Acrylic on Canvas | 48 x 48 | $6500
Inspired by the Native American closing prayer of the day. This Nez Perce woman, dressed in her finest regalia of beads and dentilium shell deer skin dress, faces the West and the setting of the sun and gives thanks to the Creator for all of His blessings.
The Nez Perce people called themselves the Niimíipuu, meaning “the walking people” or “we, the people” and are an Indigenous people of the Plateau who have lived on the Columbia River Plateau in the Pacific Northwest region of the United States for centuries.
During much of this time the Nez Perce were the dominant people of the Columbia Plateau, especially after acquiring the horses that led them to breed the appaloosa horse in the 18th century.

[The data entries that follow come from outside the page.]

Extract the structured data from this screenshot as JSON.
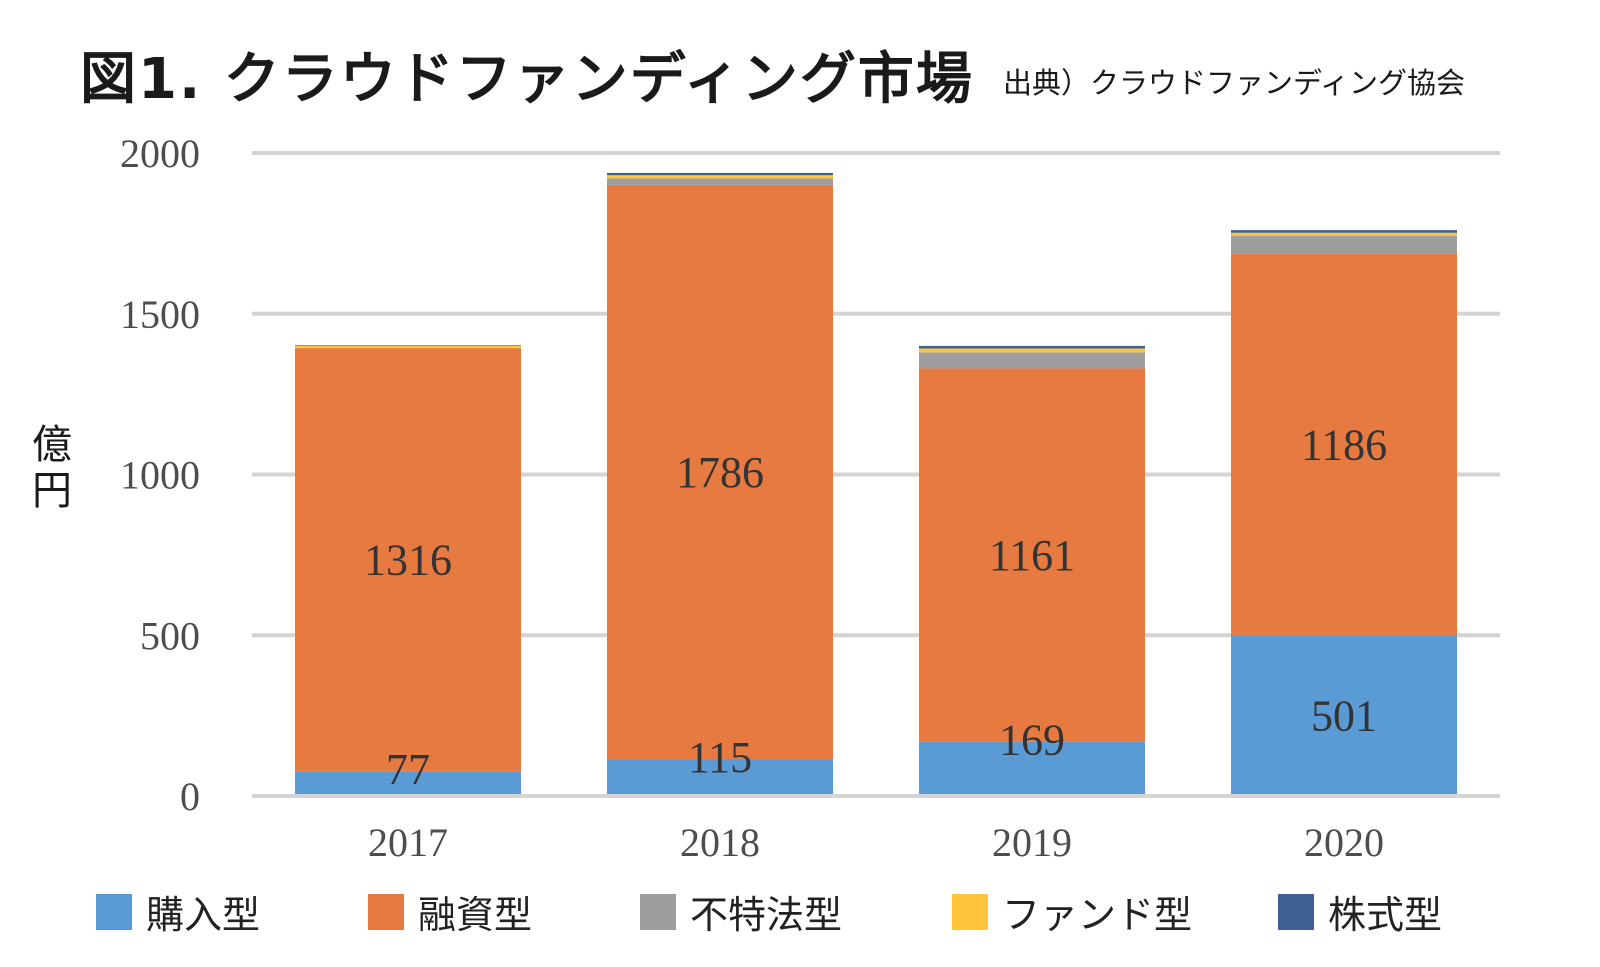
{
  "header": {
    "title": "図1. クラウドファンディング市場",
    "source": "出典）クラウドファンディング協会"
  },
  "chart_data": {
    "type": "bar",
    "stacked": true,
    "ylabel": "億円",
    "ylim": [
      0,
      2000
    ],
    "yticks": [
      "0",
      "500",
      "1000",
      "1500",
      "2000"
    ],
    "categories": [
      "2017",
      "2018",
      "2019",
      "2020"
    ],
    "series": [
      {
        "name": "購入型",
        "color": "#5b9bd5",
        "values": [
          77,
          115,
          169,
          501
        ]
      },
      {
        "name": "融資型",
        "color": "#e67a40",
        "values": [
          1316,
          1786,
          1161,
          1186
        ]
      },
      {
        "name": "不特法型",
        "color": "#9e9e9e",
        "values": [
          0,
          20,
          50,
          55
        ]
      },
      {
        "name": "ファンド型",
        "color": "#ffc43a",
        "values": [
          7,
          10,
          12,
          10
        ]
      },
      {
        "name": "株式型",
        "color": "#3e6193",
        "values": [
          2,
          7,
          8,
          8
        ]
      }
    ],
    "data_labels": [
      {
        "series": "購入型",
        "values": [
          "77",
          "115",
          "169",
          "501"
        ]
      },
      {
        "series": "融資型",
        "values": [
          "1316",
          "1786",
          "1161",
          "1186"
        ]
      }
    ],
    "legend_position": "bottom"
  }
}
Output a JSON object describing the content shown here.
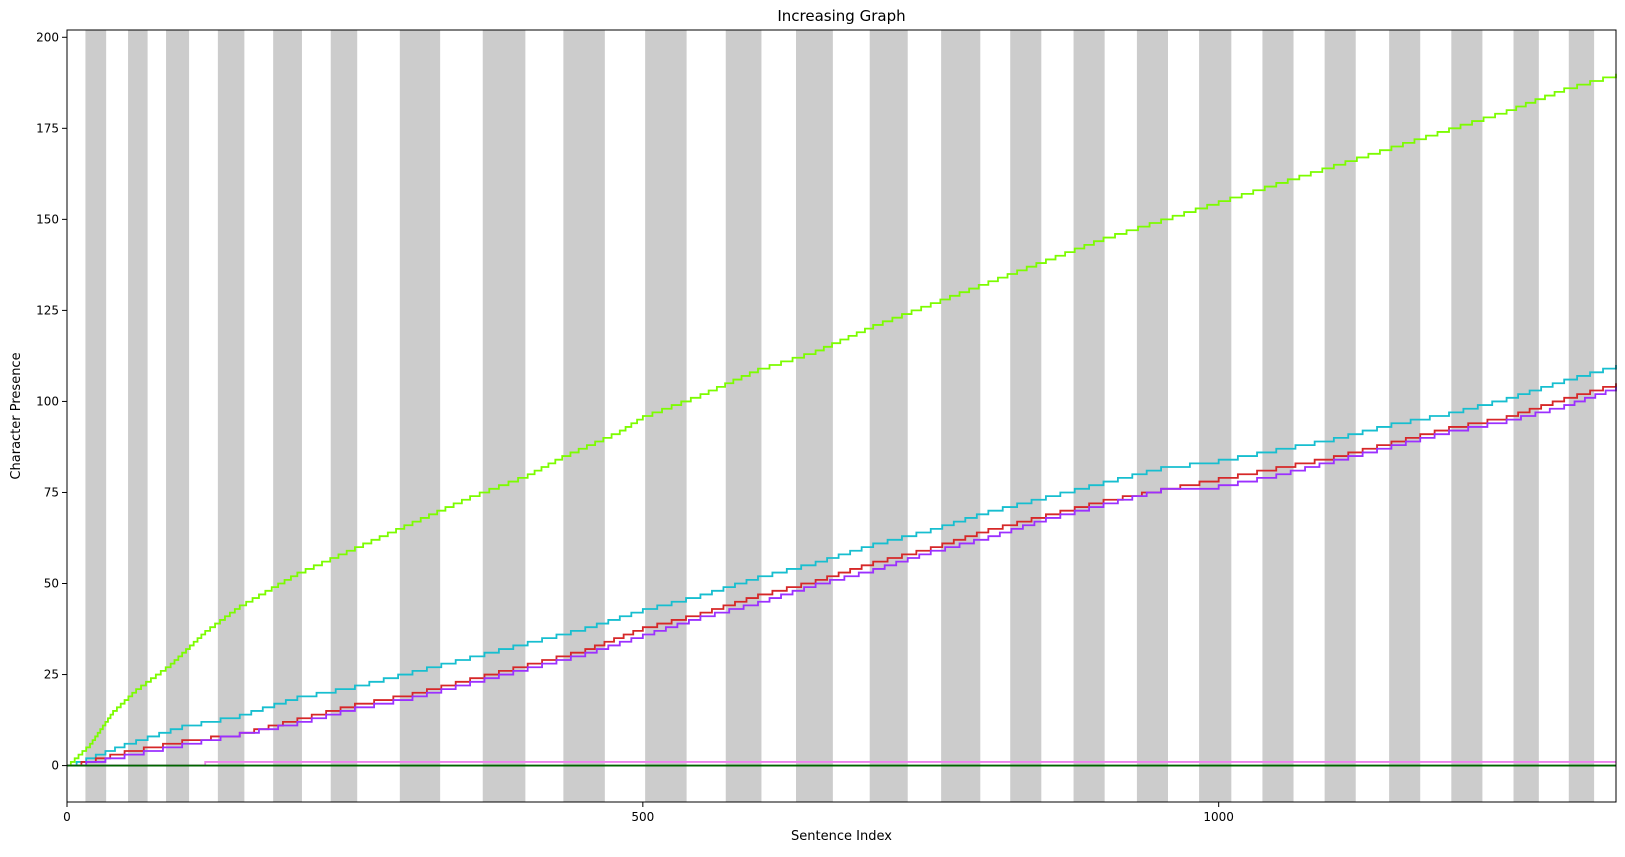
{
  "chart_data": {
    "type": "line",
    "title": "Increasing Graph",
    "xlabel": "Sentence Index",
    "ylabel": "Character Presence",
    "xlim": [
      0,
      1345
    ],
    "ylim": [
      -10,
      202
    ],
    "x_ticks": [
      0,
      500,
      1000
    ],
    "y_ticks": [
      0,
      25,
      50,
      75,
      100,
      125,
      150,
      175,
      200
    ],
    "grid": false,
    "legend": "none",
    "background_bands": {
      "color": "#cccccc",
      "spans": [
        [
          16,
          34
        ],
        [
          53,
          70
        ],
        [
          86,
          106
        ],
        [
          131,
          154
        ],
        [
          179,
          204
        ],
        [
          229,
          252
        ],
        [
          289,
          324
        ],
        [
          361,
          398
        ],
        [
          431,
          467
        ],
        [
          502,
          538
        ],
        [
          572,
          603
        ],
        [
          633,
          665
        ],
        [
          697,
          730
        ],
        [
          759,
          793
        ],
        [
          819,
          846
        ],
        [
          874,
          901
        ],
        [
          929,
          956
        ],
        [
          983,
          1011
        ],
        [
          1038,
          1065
        ],
        [
          1092,
          1119
        ],
        [
          1148,
          1175
        ],
        [
          1202,
          1229
        ],
        [
          1256,
          1278
        ],
        [
          1304,
          1326
        ]
      ]
    },
    "series": [
      {
        "color": "#7cfc00",
        "points": [
          [
            0,
            0
          ],
          [
            20,
            6
          ],
          [
            40,
            15
          ],
          [
            60,
            21
          ],
          [
            90,
            28
          ],
          [
            120,
            37
          ],
          [
            150,
            44
          ],
          [
            200,
            53
          ],
          [
            250,
            60
          ],
          [
            300,
            67
          ],
          [
            350,
            74
          ],
          [
            400,
            80
          ],
          [
            430,
            85
          ],
          [
            480,
            92
          ],
          [
            500,
            96
          ],
          [
            550,
            102
          ],
          [
            600,
            109
          ],
          [
            650,
            114
          ],
          [
            700,
            121
          ],
          [
            750,
            127
          ],
          [
            800,
            133
          ],
          [
            850,
            139
          ],
          [
            900,
            145
          ],
          [
            950,
            150
          ],
          [
            1000,
            155
          ],
          [
            1050,
            160
          ],
          [
            1100,
            165
          ],
          [
            1150,
            170
          ],
          [
            1200,
            175
          ],
          [
            1250,
            180
          ],
          [
            1300,
            186
          ],
          [
            1345,
            190
          ]
        ]
      },
      {
        "color": "#17becf",
        "points": [
          [
            0,
            0
          ],
          [
            50,
            6
          ],
          [
            100,
            11
          ],
          [
            150,
            14
          ],
          [
            200,
            19
          ],
          [
            250,
            22
          ],
          [
            300,
            26
          ],
          [
            350,
            30
          ],
          [
            400,
            34
          ],
          [
            450,
            38
          ],
          [
            500,
            43
          ],
          [
            550,
            47
          ],
          [
            600,
            52
          ],
          [
            650,
            56
          ],
          [
            700,
            61
          ],
          [
            750,
            65
          ],
          [
            800,
            70
          ],
          [
            850,
            74
          ],
          [
            900,
            78
          ],
          [
            950,
            82
          ],
          [
            1000,
            84
          ],
          [
            1050,
            87
          ],
          [
            1100,
            90
          ],
          [
            1150,
            94
          ],
          [
            1200,
            97
          ],
          [
            1250,
            101
          ],
          [
            1300,
            106
          ],
          [
            1345,
            110
          ]
        ]
      },
      {
        "color": "#d62728",
        "points": [
          [
            0,
            0
          ],
          [
            50,
            4
          ],
          [
            100,
            7
          ],
          [
            150,
            9
          ],
          [
            200,
            13
          ],
          [
            250,
            17
          ],
          [
            300,
            20
          ],
          [
            350,
            24
          ],
          [
            400,
            28
          ],
          [
            450,
            32
          ],
          [
            500,
            38
          ],
          [
            550,
            42
          ],
          [
            600,
            47
          ],
          [
            650,
            51
          ],
          [
            700,
            56
          ],
          [
            750,
            60
          ],
          [
            800,
            65
          ],
          [
            850,
            69
          ],
          [
            900,
            73
          ],
          [
            950,
            76
          ],
          [
            1000,
            79
          ],
          [
            1050,
            82
          ],
          [
            1100,
            85
          ],
          [
            1150,
            89
          ],
          [
            1200,
            93
          ],
          [
            1250,
            96
          ],
          [
            1300,
            101
          ],
          [
            1345,
            105
          ]
        ]
      },
      {
        "color": "#9b30ff",
        "points": [
          [
            0,
            0
          ],
          [
            50,
            3
          ],
          [
            100,
            6
          ],
          [
            150,
            9
          ],
          [
            200,
            12
          ],
          [
            250,
            16
          ],
          [
            300,
            19
          ],
          [
            350,
            23
          ],
          [
            400,
            27
          ],
          [
            450,
            31
          ],
          [
            500,
            36
          ],
          [
            550,
            41
          ],
          [
            600,
            45
          ],
          [
            650,
            50
          ],
          [
            700,
            54
          ],
          [
            750,
            59
          ],
          [
            800,
            63
          ],
          [
            850,
            68
          ],
          [
            900,
            72
          ],
          [
            950,
            76
          ],
          [
            1000,
            77
          ],
          [
            1050,
            80
          ],
          [
            1100,
            84
          ],
          [
            1150,
            88
          ],
          [
            1200,
            92
          ],
          [
            1250,
            95
          ],
          [
            1300,
            99
          ],
          [
            1345,
            104
          ]
        ]
      },
      {
        "color": "#ee82ee",
        "points": [
          [
            0,
            0
          ],
          [
            120,
            0
          ],
          [
            120,
            1
          ],
          [
            1345,
            1
          ]
        ]
      },
      {
        "color": "#006400",
        "points": [
          [
            0,
            0
          ],
          [
            1345,
            0
          ]
        ]
      }
    ]
  }
}
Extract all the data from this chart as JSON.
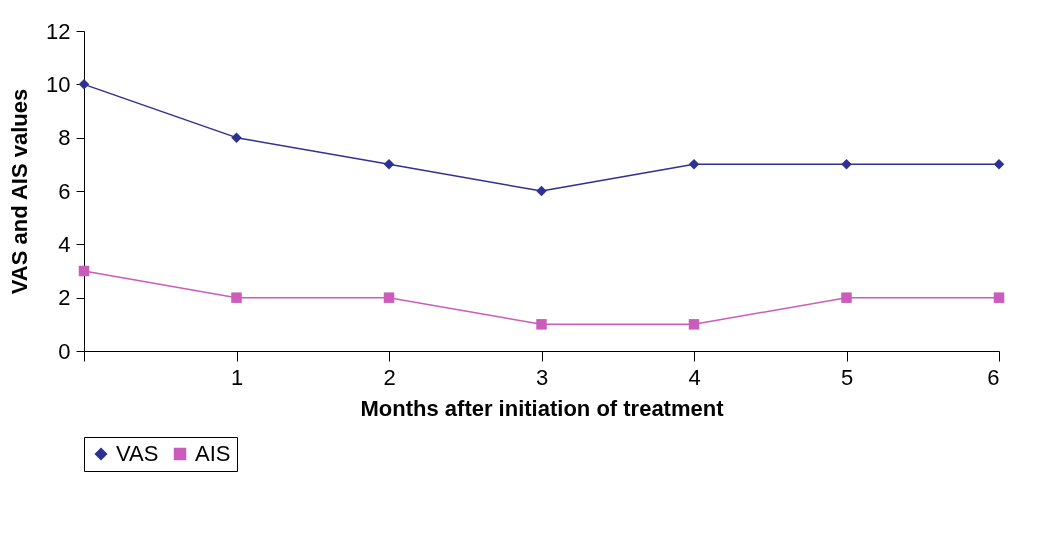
{
  "chart_data": {
    "type": "line",
    "xlabel": "Months after initiation of treatment",
    "ylabel": "VAS and AIS values",
    "x": [
      0,
      1,
      2,
      3,
      4,
      5,
      6
    ],
    "series": [
      {
        "name": "VAS",
        "color": "#2e3192",
        "marker": "diamond",
        "values": [
          10,
          8,
          7,
          6,
          7,
          7,
          7
        ]
      },
      {
        "name": "AIS",
        "color": "#cc5cbb",
        "marker": "square",
        "values": [
          3,
          2,
          2,
          1,
          1,
          2,
          2
        ]
      }
    ],
    "xlim": [
      0,
      6
    ],
    "xticks": [
      {
        "value": 0,
        "label": null
      },
      1,
      2,
      3,
      4,
      5,
      6
    ],
    "ylim": [
      0,
      12
    ],
    "yticks": [
      0,
      2,
      4,
      6,
      8,
      10,
      12
    ],
    "grid": false,
    "legend": "bottom",
    "line_style": "solid"
  }
}
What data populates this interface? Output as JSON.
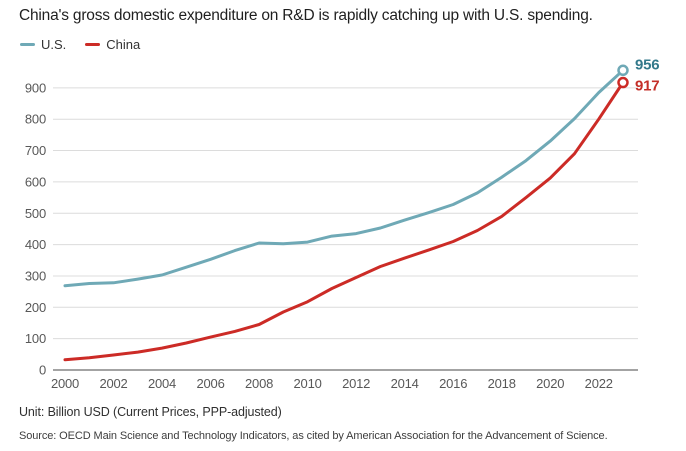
{
  "title": "China's gross domestic expenditure on R&D is rapidly catching up with U.S. spending.",
  "legend": [
    {
      "label": "U.S.",
      "color": "#6fa9b6"
    },
    {
      "label": "China",
      "color": "#cc2b26"
    }
  ],
  "footer": {
    "unit": "Unit: Billion USD (Current Prices, PPP-adjusted)",
    "source": "Source: OECD Main Science and Technology Indicators, as cited by American Association for the Advancement of Science."
  },
  "chart_data": {
    "type": "line",
    "title": "China's gross domestic expenditure on R&D is rapidly catching up with U.S. spending.",
    "xlabel": "",
    "ylabel": "Billion USD (Current Prices, PPP-adjusted)",
    "x": [
      2000,
      2001,
      2002,
      2003,
      2004,
      2005,
      2006,
      2007,
      2008,
      2009,
      2010,
      2011,
      2012,
      2013,
      2014,
      2015,
      2016,
      2017,
      2018,
      2019,
      2020,
      2021,
      2022,
      2023
    ],
    "series": [
      {
        "name": "U.S.",
        "color": "#6fa9b6",
        "label_color": "#33798b",
        "end_label": "956",
        "values": [
          269,
          276,
          278,
          290,
          303,
          328,
          353,
          381,
          405,
          403,
          408,
          427,
          435,
          453,
          478,
          502,
          528,
          565,
          615,
          668,
          730,
          802,
          885,
          956
        ]
      },
      {
        "name": "China",
        "color": "#cc2b26",
        "label_color": "#c42f29",
        "end_label": "917",
        "values": [
          33,
          39,
          48,
          57,
          70,
          86,
          105,
          123,
          145,
          185,
          218,
          260,
          295,
          330,
          357,
          383,
          410,
          445,
          490,
          550,
          612,
          690,
          800,
          917
        ]
      }
    ],
    "x_ticks": [
      2000,
      2002,
      2004,
      2006,
      2008,
      2010,
      2012,
      2014,
      2016,
      2018,
      2020,
      2022
    ],
    "y_ticks": [
      0,
      100,
      200,
      300,
      400,
      500,
      600,
      700,
      800,
      900
    ],
    "ylim": [
      0,
      1000
    ],
    "grid": "horizontal",
    "legend_position": "top-left",
    "grid_color": "#dcdcdc",
    "axis_color": "#a3a3a3",
    "tick_label_color": "#585858"
  }
}
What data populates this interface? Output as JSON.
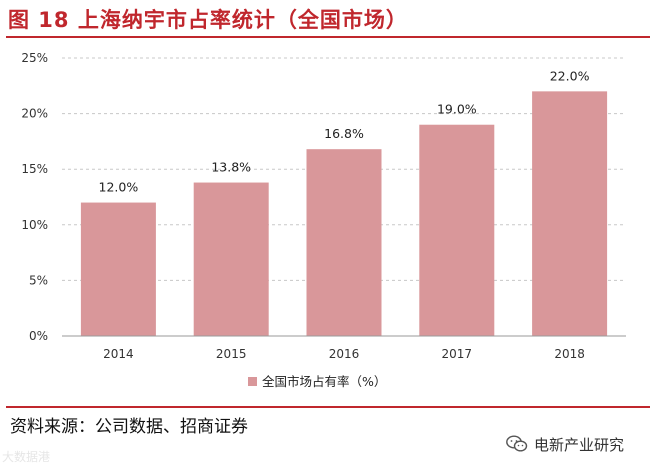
{
  "title": "图 18  上海纳宇市占率统计（全国市场）",
  "source": "资料来源：公司数据、招商证券",
  "wechat_name": "电新产业研究",
  "watermark": "大数据港",
  "colors": {
    "accent": "#c0272d",
    "bar": "#d9979a",
    "grid": "#c8c8c8"
  },
  "chart_data": {
    "type": "bar",
    "categories": [
      "2014",
      "2015",
      "2016",
      "2017",
      "2018"
    ],
    "values": [
      12.0,
      13.8,
      16.8,
      19.0,
      22.0
    ],
    "data_labels": [
      "12.0%",
      "13.8%",
      "16.8%",
      "19.0%",
      "22.0%"
    ],
    "ylim": [
      0,
      25
    ],
    "yticks": [
      0,
      5,
      10,
      15,
      20,
      25
    ],
    "ytick_labels": [
      "0%",
      "5%",
      "10%",
      "15%",
      "20%",
      "25%"
    ],
    "legend": "全国市场占有率（%）",
    "legend_position": "bottom",
    "grid": true,
    "xlabel": "",
    "ylabel": ""
  }
}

Prior to “first contact” with Lewis and Clark in 1805, the Nez Perce were economically and culturally influential in trade and war, interacting with other indigenous nations in a vast network from the western shores of Oregon and Washington, the high plains of Montana, and the northern Great Basin in southern Idaho and northern Nevada. The Euro-Americans who encountered the Nez Perce found them a gentle, trustworthy, noble people who were quite industrious.
After first contact, the name “Nez Perce” was mistakenly given to the Niimíipuu and the nearby Chinook people by French explorers and trappers. The name means “pierced nose,” but only the Chinook used that form of decoration.